(Aug. 22) NEW YORK — After years of setbacks, a company driven out of business in the wake of the 1999 Operation Forbidden Fruit sting has scored a victory that could vindicate others implicated in the investigation.

As a result, some company officials whose operations were caught in the sting could avoid losing their licenses to deal produce under the Perishable Agricultural Commodities Act.

“It means the licensee is exonerated unless they had knowledge of the illegal activity,” said Paul Gentile, an attorney representing two companies implicated in the scandal.

In the first disciplinary hearing under Operation Forbidden Fruit, in which the U.S. Department of Agriculture brings disciplinary action against the licensee for violation of the PACA, James Hunt, an administrative judge for the USDA, ruled July 28 that now-defunct wholesaler Post & Taback could not be held responsible for bribes a company employee made to a USDA inspector.

“The judge held that in order to hold Post & Taback or any other licensee responsible, the owners would have to have known about it,” said Gentile, an attorney who represents Post & Taback, as well as Koam Produce Inc., another wholesale operation that was caught in the sting. “As you may know, the department brought the action on the premise that the owners are responsible for whatever your employees do.”

Congress got involved in the wake of the scandal, appropriating millions of dollars to revamp the inspection system.
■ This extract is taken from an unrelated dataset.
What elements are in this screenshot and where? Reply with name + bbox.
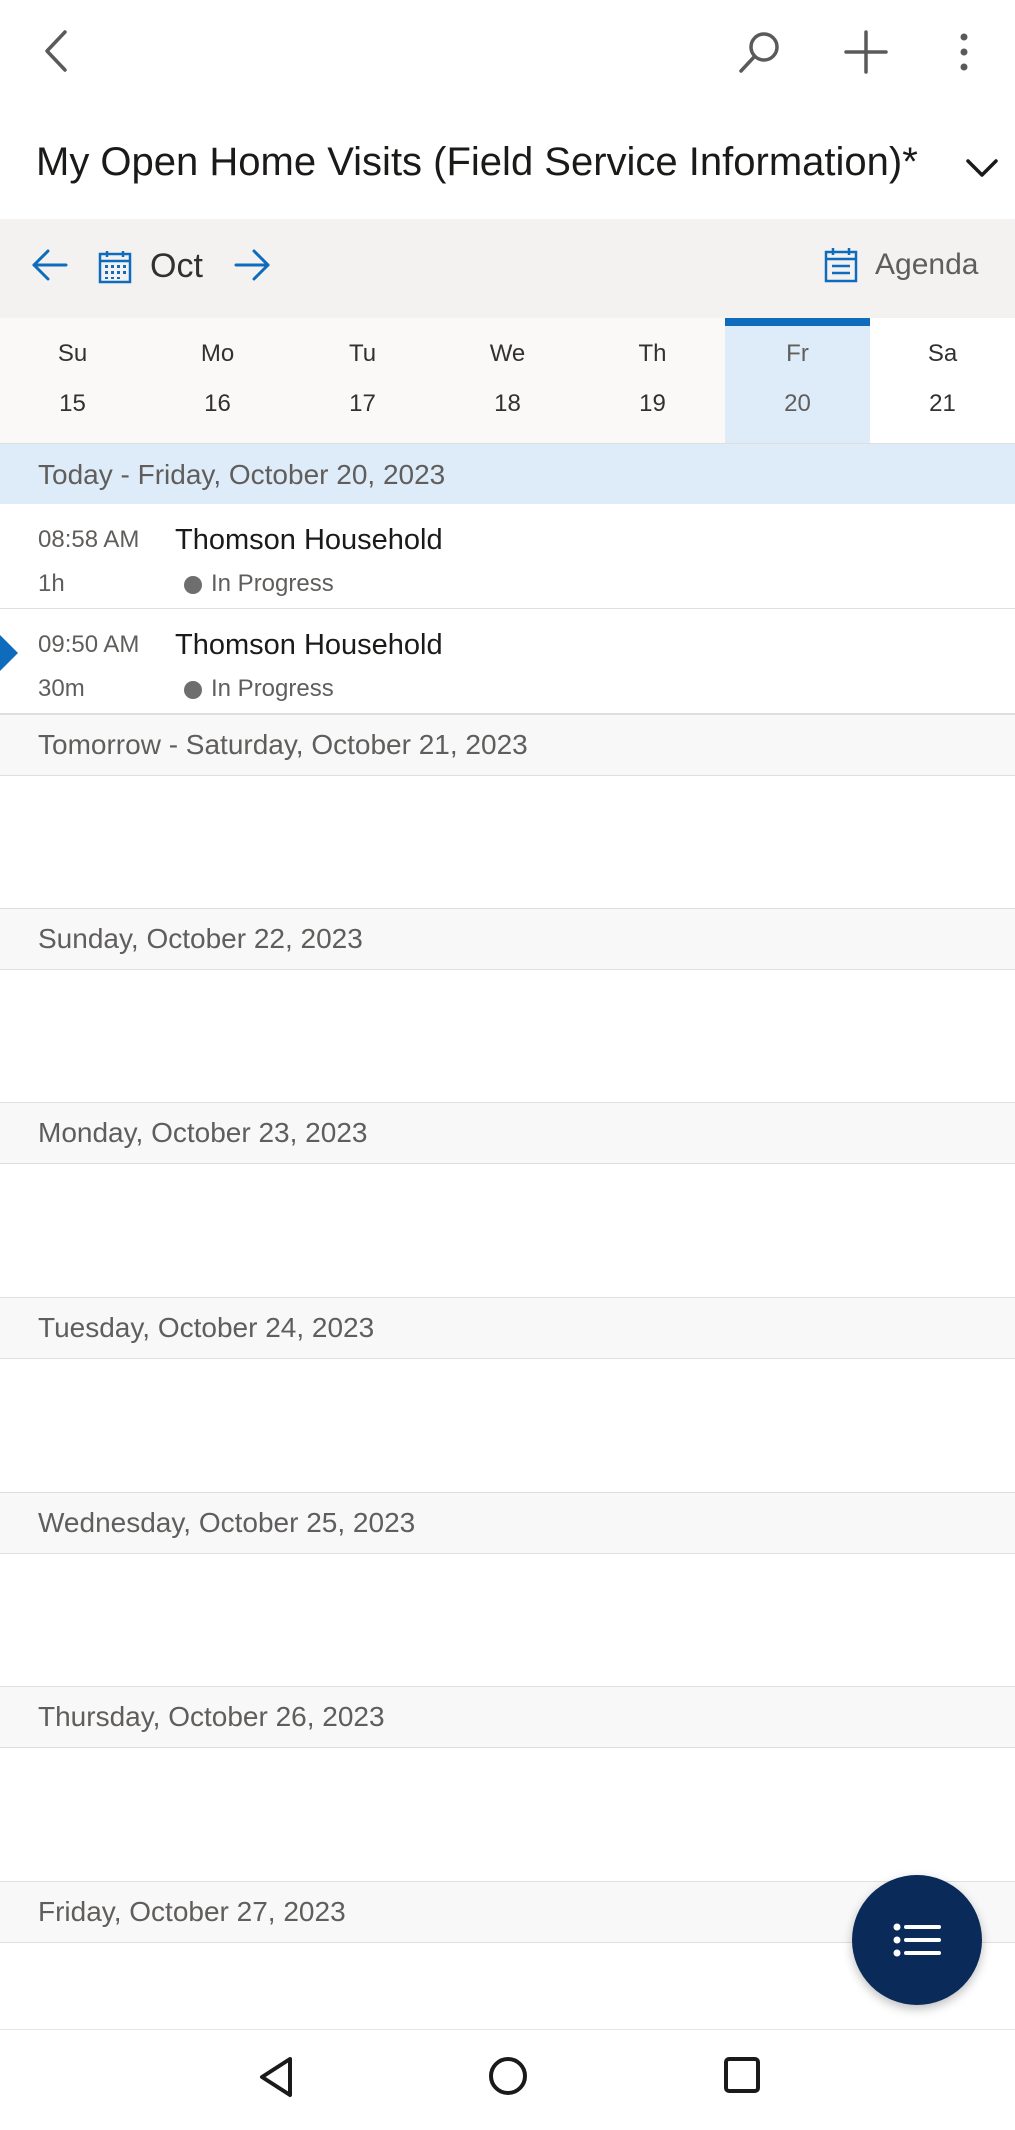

Disciplinary actions could have forced closure of numerous companies that were involved in the bribery scandal.

“That would have a devastating effect, because you lessen the competition,” Gentile said. “It freezes prices; people get unemployed. The department’s position was very significant and very drastic. They were going to put every company out of business that had anything to do with Forbidden Fruit. Now, the bar has been raised to say you can only do that if the owners and principals had actual knowledge about what was going on.”

The USDA will fight the decision, the agency’s attorney, Andrew Stanton, said. The appeal is scheduled for Sept. 22. Stanton declined to comment further.
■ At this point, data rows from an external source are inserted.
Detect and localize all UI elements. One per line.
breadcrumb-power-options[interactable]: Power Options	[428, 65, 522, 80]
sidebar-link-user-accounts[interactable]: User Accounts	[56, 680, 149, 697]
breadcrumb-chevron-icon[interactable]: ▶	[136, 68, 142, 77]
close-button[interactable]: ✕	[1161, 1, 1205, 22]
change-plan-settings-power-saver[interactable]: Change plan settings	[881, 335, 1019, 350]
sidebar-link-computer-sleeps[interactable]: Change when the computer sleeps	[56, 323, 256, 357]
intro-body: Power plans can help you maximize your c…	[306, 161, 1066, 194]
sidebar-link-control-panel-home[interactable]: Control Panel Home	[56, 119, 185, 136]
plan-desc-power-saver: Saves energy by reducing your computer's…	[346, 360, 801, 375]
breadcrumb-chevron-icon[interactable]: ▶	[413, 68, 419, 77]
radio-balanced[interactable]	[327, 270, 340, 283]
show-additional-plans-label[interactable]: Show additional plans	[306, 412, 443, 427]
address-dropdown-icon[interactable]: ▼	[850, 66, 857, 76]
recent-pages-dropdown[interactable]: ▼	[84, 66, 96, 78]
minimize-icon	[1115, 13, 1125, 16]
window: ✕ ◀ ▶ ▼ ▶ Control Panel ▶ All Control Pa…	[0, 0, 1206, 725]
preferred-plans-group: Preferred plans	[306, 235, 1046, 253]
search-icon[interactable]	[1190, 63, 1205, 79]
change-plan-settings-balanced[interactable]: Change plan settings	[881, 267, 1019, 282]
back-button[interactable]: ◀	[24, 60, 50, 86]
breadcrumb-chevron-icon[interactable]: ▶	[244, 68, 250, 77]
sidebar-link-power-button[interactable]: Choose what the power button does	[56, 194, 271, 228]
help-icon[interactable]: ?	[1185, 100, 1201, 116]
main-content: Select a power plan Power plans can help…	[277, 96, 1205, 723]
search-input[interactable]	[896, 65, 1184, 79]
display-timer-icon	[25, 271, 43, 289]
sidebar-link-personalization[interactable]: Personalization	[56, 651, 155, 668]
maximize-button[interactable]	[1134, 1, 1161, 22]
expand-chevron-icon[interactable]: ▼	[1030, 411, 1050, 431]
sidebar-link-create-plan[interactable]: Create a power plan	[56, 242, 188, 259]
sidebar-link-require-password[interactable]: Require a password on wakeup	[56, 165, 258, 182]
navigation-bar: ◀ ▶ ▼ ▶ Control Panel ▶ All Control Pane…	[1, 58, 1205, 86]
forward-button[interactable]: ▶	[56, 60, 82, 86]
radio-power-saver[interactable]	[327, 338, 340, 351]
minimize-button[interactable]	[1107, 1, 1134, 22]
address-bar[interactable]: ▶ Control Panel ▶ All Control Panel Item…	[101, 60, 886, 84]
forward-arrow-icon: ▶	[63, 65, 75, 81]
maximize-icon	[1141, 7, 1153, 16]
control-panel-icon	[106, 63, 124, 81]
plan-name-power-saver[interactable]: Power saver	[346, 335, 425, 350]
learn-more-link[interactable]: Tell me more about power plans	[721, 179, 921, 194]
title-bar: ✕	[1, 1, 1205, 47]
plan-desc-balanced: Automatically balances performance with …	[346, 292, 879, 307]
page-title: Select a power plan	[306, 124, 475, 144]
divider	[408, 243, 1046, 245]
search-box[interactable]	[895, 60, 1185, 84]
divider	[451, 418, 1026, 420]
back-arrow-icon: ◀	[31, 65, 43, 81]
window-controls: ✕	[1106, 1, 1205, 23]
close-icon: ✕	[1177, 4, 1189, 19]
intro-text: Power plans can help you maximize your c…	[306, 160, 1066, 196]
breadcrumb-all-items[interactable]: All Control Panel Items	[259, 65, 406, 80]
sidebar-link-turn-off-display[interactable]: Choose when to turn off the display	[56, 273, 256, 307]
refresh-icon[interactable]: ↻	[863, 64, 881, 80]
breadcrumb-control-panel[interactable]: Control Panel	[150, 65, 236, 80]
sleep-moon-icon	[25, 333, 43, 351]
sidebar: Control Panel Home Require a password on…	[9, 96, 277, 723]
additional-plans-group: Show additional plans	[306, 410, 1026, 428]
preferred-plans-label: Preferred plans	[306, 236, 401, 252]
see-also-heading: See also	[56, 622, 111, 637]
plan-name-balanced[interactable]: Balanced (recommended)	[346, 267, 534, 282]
Post & Taback, the largest Hunts Point firm involved in the bribery scandal, in February 2001 closed its doors owing more than $4 million to produce suppliers.

The decision is not so much a victory as it is vindication, said Dana Taback, former owner of Post & Taback who is now a director of the vegetable division at Hunts Point wholesaler Joseph Fierman & Son Inc.

“That would make sense to me, since the Department of Agriculture is taking that position with their employees,” Taback said. “What’s fair is fair. Look, this whole thing cost me a business and just about everything I have.”

The USDA brings a disciplinary proceeding against each company involved in the case.

Matt McInerney, executive vice president of the Irvine, Calif.-based Western Growers, said that, based on an admittedly limited understanding of the ruling, the decision seems to run afoul of traditional practice.

“Generally, the overarching issue has historically been that, whether you are a grower, shipper, broker, wholesaler or retailer, if you have an employee, he or she is acting in the capacity of the agent on behalf of the principal, namely the PACA licensee,” McInerney said. “And if an employee is acting on your behalf and they are conducting activity that is not in compliance with the rules of PACA, it’s your guy, you’re responsible for him.”